It’s hard to imagine any international football manager envying Sam Allardyce but, given Italy’s fate, Giampiero Ventura might just be one. After receiving a two year contract, Big Sam lasted just 67 days (and wags still delight in reminding all that he achieved a 100% win record) before his ignominious exit. Ventura had been in charge of Italy for seventeen months before they failed to qualify for the World Cup for the first time since 1958.
He was fired two days after the goalless draw that saw Italy fall just short and, in his homeland, Ventura’s name is mud with every decision not just questioned but now seen as an error and the tears of Gianluigi Buffon washing away any attempt to explain himself. Buffon, a genuine footballing hero home and abroad, faced the cameras on the pitch while Ventura went missing. Speaking as someone who has always felt a little queasy about the media chasing down players and managers as soon as the final whistle has gone, I can’t say I hold that against him but, as a lover of football (and excluding any Peruvian shenanigans that may disqualify them), I will miss Italy next year.
Of the home nations only England will be getting on a plane to Russia. Northern Ireland fell at the final hurdle but at least managed second place (more than the Netherlands another big omission). Scotland and Wales could both only manage third with Wales being beaten into that runner-up, play-off qualifying spot by the Republic of Ireland. Chris Coleman remained in-situ for a couple of weeks while Gordon Strachan stood down immediately with a final address of muddled musings that may well overshadow his already underwhelming tenue.
Coleman has been welcomed back into club football at Sunderland in the English Premier League and there are rumours that Michael O'Neill, Northern Ireland’s manager is being sounded out by clubs. Strachan looked like he needed a holiday and who can blame him.
Across the border in Ireland, the Republic also made it to the play-offs and had high hopes of getting on that plane. With Martin O'Neill and Roy Keane’s bad-cop and worse-cop team, many, me included, believed that they had hit upon that crucial balance of tactical nous and ruthless commitment all winning sides need. The professional-arse-kicking handed to them by Denmark has certainly shaken that belief but a management team like this duo deserves more time.
All-in-all it is a shame there won’t be more British sides to watch next year. Some may think that it is only the minor nation football supporter that likes a back-up team (although among the home nations only English fans seem secure enough in their love to cheer for another when their side goes out). Not so; during the years of pain watching England the ‘decompression’ like effect of following a second side has helped to keep me sane. Yes I will enjoy a Germany vs Mexico or a Nigeria vs Brazil but swap out any one of those names for Northern Ireland, Scotland or Wales and, for me, there’s a match I can build an evening around.

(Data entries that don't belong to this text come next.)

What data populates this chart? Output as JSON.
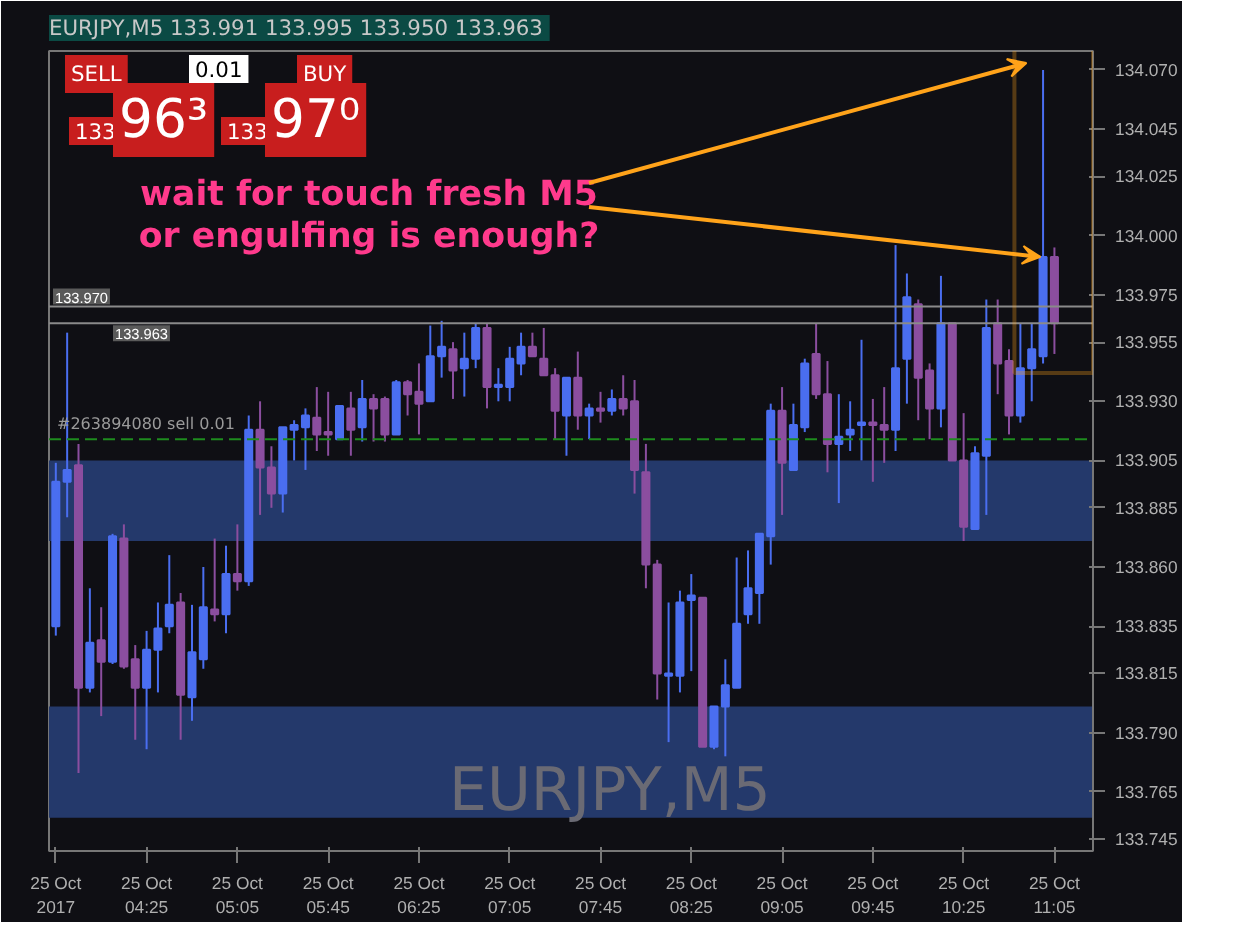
{
  "chart_data": {
    "type": "candlestick",
    "title": "EURJPY,M5  133.991 133.995 133.950 133.963",
    "x": [
      "2017-10-25T03:45",
      "2017-10-25T03:50",
      "2017-10-25T03:55",
      "2017-10-25T04:00",
      "2017-10-25T04:05",
      "2017-10-25T04:10",
      "2017-10-25T04:15",
      "2017-10-25T04:20",
      "2017-10-25T04:25",
      "2017-10-25T04:30",
      "2017-10-25T04:35",
      "2017-10-25T04:40",
      "2017-10-25T04:45",
      "2017-10-25T04:50",
      "2017-10-25T04:55",
      "2017-10-25T05:00",
      "2017-10-25T05:05",
      "2017-10-25T05:10",
      "2017-10-25T05:15",
      "2017-10-25T05:20",
      "2017-10-25T05:25",
      "2017-10-25T05:30",
      "2017-10-25T05:35",
      "2017-10-25T05:40",
      "2017-10-25T05:45",
      "2017-10-25T05:50",
      "2017-10-25T05:55",
      "2017-10-25T06:00",
      "2017-10-25T06:05",
      "2017-10-25T06:10",
      "2017-10-25T06:15",
      "2017-10-25T06:20",
      "2017-10-25T06:25",
      "2017-10-25T06:30",
      "2017-10-25T06:35",
      "2017-10-25T06:40",
      "2017-10-25T06:45",
      "2017-10-25T06:50",
      "2017-10-25T06:55",
      "2017-10-25T07:00",
      "2017-10-25T07:05",
      "2017-10-25T07:10",
      "2017-10-25T07:15",
      "2017-10-25T07:20",
      "2017-10-25T07:25",
      "2017-10-25T07:30",
      "2017-10-25T07:35",
      "2017-10-25T07:40",
      "2017-10-25T07:45",
      "2017-10-25T07:50",
      "2017-10-25T07:55",
      "2017-10-25T08:00",
      "2017-10-25T08:05",
      "2017-10-25T08:10",
      "2017-10-25T08:15",
      "2017-10-25T08:20",
      "2017-10-25T08:25",
      "2017-10-25T08:30",
      "2017-10-25T08:35",
      "2017-10-25T08:40",
      "2017-10-25T08:45",
      "2017-10-25T08:50",
      "2017-10-25T08:55",
      "2017-10-25T09:00",
      "2017-10-25T09:05",
      "2017-10-25T09:10",
      "2017-10-25T09:15",
      "2017-10-25T09:20",
      "2017-10-25T09:25",
      "2017-10-25T09:30",
      "2017-10-25T09:35",
      "2017-10-25T09:40",
      "2017-10-25T09:45",
      "2017-10-25T09:50",
      "2017-10-25T09:55",
      "2017-10-25T10:00",
      "2017-10-25T10:05",
      "2017-10-25T10:10",
      "2017-10-25T10:15",
      "2017-10-25T10:20",
      "2017-10-25T10:25",
      "2017-10-25T10:30",
      "2017-10-25T10:35",
      "2017-10-25T10:40",
      "2017-10-25T10:45",
      "2017-10-25T10:50",
      "2017-10-25T10:55",
      "2017-10-25T11:00",
      "2017-10-25T11:05"
    ],
    "ohlc": [
      [
        133.835,
        133.904,
        133.831,
        133.896
      ],
      [
        133.896,
        133.959,
        133.881,
        133.901
      ],
      [
        133.903,
        133.912,
        133.773,
        133.809
      ],
      [
        133.809,
        133.851,
        133.807,
        133.828
      ],
      [
        133.829,
        133.843,
        133.797,
        133.82
      ],
      [
        133.82,
        133.874,
        133.819,
        133.873
      ],
      [
        133.872,
        133.878,
        133.817,
        133.818
      ],
      [
        133.821,
        133.827,
        133.787,
        133.809
      ],
      [
        133.809,
        133.833,
        133.783,
        133.825
      ],
      [
        133.825,
        133.845,
        133.807,
        133.834
      ],
      [
        133.835,
        133.865,
        133.832,
        133.844
      ],
      [
        133.845,
        133.849,
        133.787,
        133.806
      ],
      [
        133.805,
        133.844,
        133.795,
        133.824
      ],
      [
        133.821,
        133.86,
        133.817,
        133.843
      ],
      [
        133.842,
        133.872,
        133.837,
        133.84
      ],
      [
        133.84,
        133.869,
        133.832,
        133.857
      ],
      [
        133.857,
        133.878,
        133.85,
        133.854
      ],
      [
        133.854,
        133.924,
        133.852,
        133.918
      ],
      [
        133.918,
        133.93,
        133.882,
        133.902
      ],
      [
        133.902,
        133.911,
        133.885,
        133.891
      ],
      [
        133.891,
        133.919,
        133.883,
        133.919
      ],
      [
        133.918,
        133.922,
        133.905,
        133.92
      ],
      [
        133.919,
        133.927,
        133.901,
        133.924
      ],
      [
        133.923,
        133.936,
        133.909,
        133.916
      ],
      [
        133.917,
        133.934,
        133.907,
        133.916
      ],
      [
        133.914,
        133.928,
        133.914,
        133.928
      ],
      [
        133.927,
        133.934,
        133.907,
        133.918
      ],
      [
        133.919,
        133.939,
        133.913,
        133.931
      ],
      [
        133.931,
        133.933,
        133.913,
        133.927
      ],
      [
        133.931,
        133.932,
        133.913,
        133.916
      ],
      [
        133.916,
        133.939,
        133.916,
        133.938
      ],
      [
        133.938,
        133.939,
        133.924,
        133.933
      ],
      [
        133.934,
        133.946,
        133.916,
        133.929
      ],
      [
        133.93,
        133.962,
        133.93,
        133.949
      ],
      [
        133.949,
        133.964,
        133.94,
        133.953
      ],
      [
        133.952,
        133.955,
        133.931,
        133.943
      ],
      [
        133.944,
        133.959,
        133.932,
        133.948
      ],
      [
        133.948,
        133.963,
        133.944,
        133.961
      ],
      [
        133.961,
        133.963,
        133.927,
        133.936
      ],
      [
        133.936,
        133.944,
        133.93,
        133.937
      ],
      [
        133.936,
        133.953,
        133.93,
        133.948
      ],
      [
        133.946,
        133.959,
        133.941,
        133.953
      ],
      [
        133.953,
        133.959,
        133.949,
        133.949
      ],
      [
        133.948,
        133.961,
        133.941,
        133.941
      ],
      [
        133.941,
        133.944,
        133.914,
        133.926
      ],
      [
        133.924,
        133.94,
        133.907,
        133.94
      ],
      [
        133.94,
        133.951,
        133.918,
        133.924
      ],
      [
        133.924,
        133.929,
        133.914,
        133.927
      ],
      [
        133.927,
        133.934,
        133.921,
        133.926
      ],
      [
        133.926,
        133.935,
        133.924,
        133.931
      ],
      [
        133.931,
        133.941,
        133.924,
        133.927
      ],
      [
        133.93,
        133.939,
        133.891,
        133.901
      ],
      [
        133.9,
        133.912,
        133.851,
        133.861
      ],
      [
        133.861,
        133.863,
        133.804,
        133.815
      ],
      [
        133.814,
        133.845,
        133.786,
        133.815
      ],
      [
        133.814,
        133.85,
        133.807,
        133.845
      ],
      [
        133.846,
        133.857,
        133.816,
        133.848
      ],
      [
        133.847,
        133.847,
        133.784,
        133.784
      ],
      [
        133.784,
        133.801,
        133.783,
        133.801
      ],
      [
        133.801,
        133.821,
        133.78,
        133.81
      ],
      [
        133.809,
        133.864,
        133.809,
        133.836
      ],
      [
        133.84,
        133.867,
        133.836,
        133.851
      ],
      [
        133.849,
        133.874,
        133.836,
        133.874
      ],
      [
        133.873,
        133.929,
        133.861,
        133.926
      ],
      [
        133.926,
        133.936,
        133.882,
        133.904
      ],
      [
        133.901,
        133.929,
        133.901,
        133.92
      ],
      [
        133.919,
        133.948,
        133.917,
        133.946
      ],
      [
        133.95,
        133.963,
        133.931,
        133.933
      ],
      [
        133.933,
        133.947,
        133.9,
        133.912
      ],
      [
        133.912,
        133.933,
        133.887,
        133.915
      ],
      [
        133.916,
        133.93,
        133.909,
        133.918
      ],
      [
        133.92,
        133.956,
        133.905,
        133.921
      ],
      [
        133.921,
        133.931,
        133.896,
        133.92
      ],
      [
        133.92,
        133.936,
        133.904,
        133.918
      ],
      [
        133.918,
        133.996,
        133.909,
        133.944
      ],
      [
        133.948,
        133.984,
        133.929,
        133.974
      ],
      [
        133.971,
        133.973,
        133.922,
        133.94
      ],
      [
        133.943,
        133.946,
        133.914,
        133.927
      ],
      [
        133.927,
        133.983,
        133.919,
        133.963
      ],
      [
        133.963,
        133.963,
        133.905,
        133.905
      ],
      [
        133.905,
        133.925,
        133.871,
        133.877
      ],
      [
        133.876,
        133.911,
        133.876,
        133.908
      ],
      [
        133.907,
        133.973,
        133.882,
        133.961
      ],
      [
        133.963,
        133.973,
        133.933,
        133.946
      ],
      [
        133.947,
        133.952,
        133.916,
        133.924
      ],
      [
        133.924,
        133.963,
        133.921,
        133.944
      ],
      [
        133.944,
        133.963,
        133.93,
        133.952
      ],
      [
        133.949,
        134.07,
        133.946,
        133.991
      ],
      [
        133.991,
        133.995,
        133.95,
        133.963
      ]
    ],
    "colors": [
      "#4a6ef0",
      "#4a6ef0",
      "#8b4e9f",
      "#4a6ef0",
      "#8b4e9f",
      "#4a6ef0",
      "#8b4e9f",
      "#8b4e9f",
      "#4a6ef0",
      "#4a6ef0",
      "#4a6ef0",
      "#8b4e9f",
      "#4a6ef0",
      "#4a6ef0",
      "#8b4e9f",
      "#4a6ef0",
      "#8b4e9f",
      "#4a6ef0",
      "#8b4e9f",
      "#8b4e9f",
      "#4a6ef0",
      "#4a6ef0",
      "#4a6ef0",
      "#8b4e9f",
      "#8b4e9f",
      "#4a6ef0",
      "#8b4e9f",
      "#4a6ef0",
      "#8b4e9f",
      "#8b4e9f",
      "#4a6ef0",
      "#8b4e9f",
      "#8b4e9f",
      "#4a6ef0",
      "#4a6ef0",
      "#8b4e9f",
      "#4a6ef0",
      "#4a6ef0",
      "#8b4e9f",
      "#4a6ef0",
      "#4a6ef0",
      "#4a6ef0",
      "#8b4e9f",
      "#8b4e9f",
      "#8b4e9f",
      "#4a6ef0",
      "#8b4e9f",
      "#4a6ef0",
      "#8b4e9f",
      "#4a6ef0",
      "#8b4e9f",
      "#8b4e9f",
      "#8b4e9f",
      "#8b4e9f",
      "#4a6ef0",
      "#4a6ef0",
      "#4a6ef0",
      "#8b4e9f",
      "#4a6ef0",
      "#4a6ef0",
      "#4a6ef0",
      "#4a6ef0",
      "#4a6ef0",
      "#4a6ef0",
      "#8b4e9f",
      "#4a6ef0",
      "#4a6ef0",
      "#8b4e9f",
      "#8b4e9f",
      "#4a6ef0",
      "#4a6ef0",
      "#4a6ef0",
      "#8b4e9f",
      "#8b4e9f",
      "#4a6ef0",
      "#4a6ef0",
      "#8b4e9f",
      "#8b4e9f",
      "#4a6ef0",
      "#8b4e9f",
      "#8b4e9f",
      "#4a6ef0",
      "#4a6ef0",
      "#8b4e9f",
      "#8b4e9f",
      "#4a6ef0",
      "#4a6ef0",
      "#4a6ef0",
      "#8b4e9f"
    ],
    "xlim": [
      "2017-10-25T03:42",
      "2017-10-25T11:22"
    ],
    "xticks": [
      {
        "value": "2017-10-25T03:45",
        "label": "25 Oct 2017"
      },
      {
        "value": "2017-10-25T04:25",
        "label": "25 Oct 04:25"
      },
      {
        "value": "2017-10-25T05:05",
        "label": "25 Oct 05:05"
      },
      {
        "value": "2017-10-25T05:45",
        "label": "25 Oct 05:45"
      },
      {
        "value": "2017-10-25T06:25",
        "label": "25 Oct 06:25"
      },
      {
        "value": "2017-10-25T07:05",
        "label": "25 Oct 07:05"
      },
      {
        "value": "2017-10-25T07:45",
        "label": "25 Oct 07:45"
      },
      {
        "value": "2017-10-25T08:25",
        "label": "25 Oct 08:25"
      },
      {
        "value": "2017-10-25T09:05",
        "label": "25 Oct 09:05"
      },
      {
        "value": "2017-10-25T09:45",
        "label": "25 Oct 09:45"
      },
      {
        "value": "2017-10-25T10:25",
        "label": "25 Oct 10:25"
      },
      {
        "value": "2017-10-25T11:05",
        "label": "25 Oct 11:05"
      }
    ],
    "ylim": [
      133.74,
      134.078
    ],
    "yticks": [
      {
        "value": 134.07,
        "label": "134.070"
      },
      134.045,
      134.025,
      {
        "value": 134.0,
        "label": "134.000"
      },
      133.975,
      133.955,
      {
        "value": 133.93,
        "label": "133.930"
      },
      133.905,
      133.885,
      {
        "value": 133.86,
        "label": "133.860"
      },
      133.835,
      133.815,
      {
        "value": 133.79,
        "label": "133.790"
      },
      133.765,
      133.745
    ],
    "ref_lines": [
      {
        "axis": "y",
        "value": 133.97,
        "label": "133.970",
        "color": "#8a8a8a"
      },
      {
        "axis": "y",
        "value": 133.963,
        "label": "133.963",
        "color": "#8a8a8a"
      },
      {
        "axis": "y",
        "value": 133.914,
        "label": "#263894080 sell 0.01",
        "color": "#1e8c1e",
        "line_style": "dashed"
      }
    ],
    "bands": [
      {
        "axis": "y",
        "from": 133.871,
        "to": 133.905,
        "color": "#24396b"
      },
      {
        "axis": "y",
        "from": 133.754,
        "to": 133.801,
        "color": "#24396b"
      }
    ],
    "annotations": [
      "SELL",
      "0.01",
      "BUY",
      "133",
      "96³",
      "133",
      "97⁰",
      "wait for touch fresh M5\nor engulfing is enough?",
      "EURJPY,M5"
    ]
  }
}
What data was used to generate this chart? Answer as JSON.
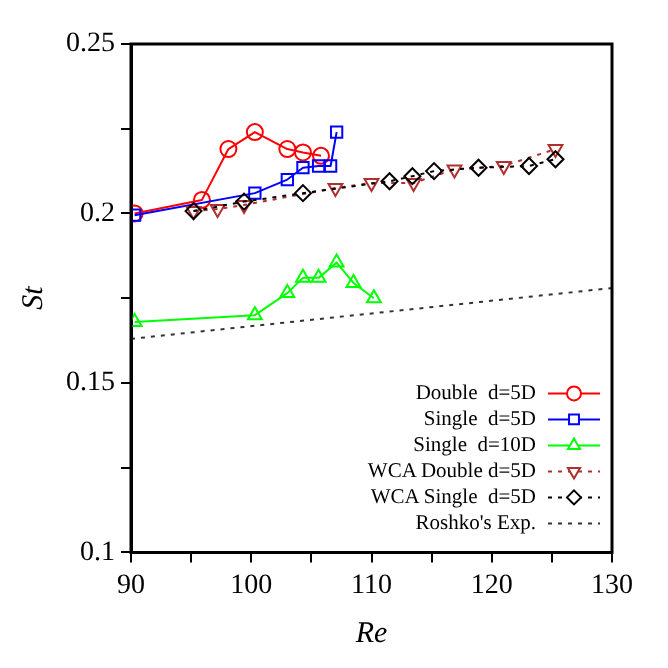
{
  "chart_data": {
    "type": "line",
    "xlabel": "Re",
    "ylabel": "St",
    "xlim": [
      90,
      130
    ],
    "ylim": [
      0.1,
      0.25
    ],
    "xticks": [
      90,
      {
        "value": 95,
        "label": null
      },
      100,
      {
        "value": 105,
        "label": null
      },
      110,
      {
        "value": 115,
        "label": null
      },
      120,
      {
        "value": 125,
        "label": null
      },
      130
    ],
    "yticks": [
      0.1,
      {
        "value": 0.125,
        "label": null
      },
      0.15,
      {
        "value": 0.175,
        "label": null
      },
      0.2,
      {
        "value": 0.225,
        "label": null
      },
      0.25
    ],
    "grid": false,
    "legend": "bottom right",
    "series": [
      {
        "name": "Double  d=5D",
        "color": "#ff0000",
        "marker": "circle",
        "line_style": "solid",
        "x": [
          90.3,
          95.9,
          98.1,
          100.3,
          103,
          104.3,
          105.8
        ],
        "values": [
          0.2,
          0.204,
          0.219,
          0.224,
          0.219,
          0.218,
          0.217
        ]
      },
      {
        "name": "Single  d=5D",
        "color": "#0000ff",
        "marker": "square",
        "line_style": "solid",
        "x": [
          90.3,
          100.3,
          103,
          104.3,
          105.6,
          106.6,
          107.1
        ],
        "values": [
          0.1995,
          0.206,
          0.21,
          0.2135,
          0.214,
          0.214,
          0.224
        ]
      },
      {
        "name": "Single  d=10D",
        "color": "#00ff00",
        "marker": "triangle",
        "line_style": "solid",
        "x": [
          90.3,
          100.3,
          103,
          104.3,
          105.6,
          107.1,
          108.5,
          110.2
        ],
        "values": [
          0.168,
          0.17,
          0.1765,
          0.181,
          0.181,
          0.1855,
          0.1795,
          0.175
        ]
      },
      {
        "name": "WCA Double d=5D",
        "color": "#b03030",
        "marker": "triangle-down",
        "line_style": "dotted",
        "x": [
          95.2,
          97.2,
          99.4,
          107,
          110,
          113.5,
          116.9,
          121,
          125.3
        ],
        "values": [
          0.2007,
          0.2013,
          0.2025,
          0.2075,
          0.209,
          0.209,
          0.213,
          0.214,
          0.219
        ]
      },
      {
        "name": "WCA Single  d=5D",
        "color": "#000000",
        "marker": "diamond",
        "line_style": "dotted",
        "x": [
          95.2,
          99.4,
          104.3,
          111.5,
          113.4,
          115.2,
          118.9,
          123.1,
          125.3
        ],
        "values": [
          0.2007,
          0.2035,
          0.206,
          0.2095,
          0.211,
          0.2125,
          0.2135,
          0.214,
          0.216
        ]
      },
      {
        "name": "Roshko's Exp.",
        "color": "#333333",
        "marker": "none",
        "line_style": "dotted",
        "x": [
          90,
          130
        ],
        "values": [
          0.163,
          0.178
        ]
      }
    ]
  }
}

On a shallower level, Russia itself promises some vague advantage to sides from our wet and windy corner of the world. With Senegal, Saudi Arabia, Uruguay and the like, there are a lot of hot countries coming to play in Moscow and Yekaterinburg (no me neither). Some might say that hoping for such an advantage is foolish at this level of the game - to which I would reply: this is football, let me hope. Others might assert that even desiring such an edge over your opponents is not in the spirit of the game - to which I would then reply: sod off, I want to win something.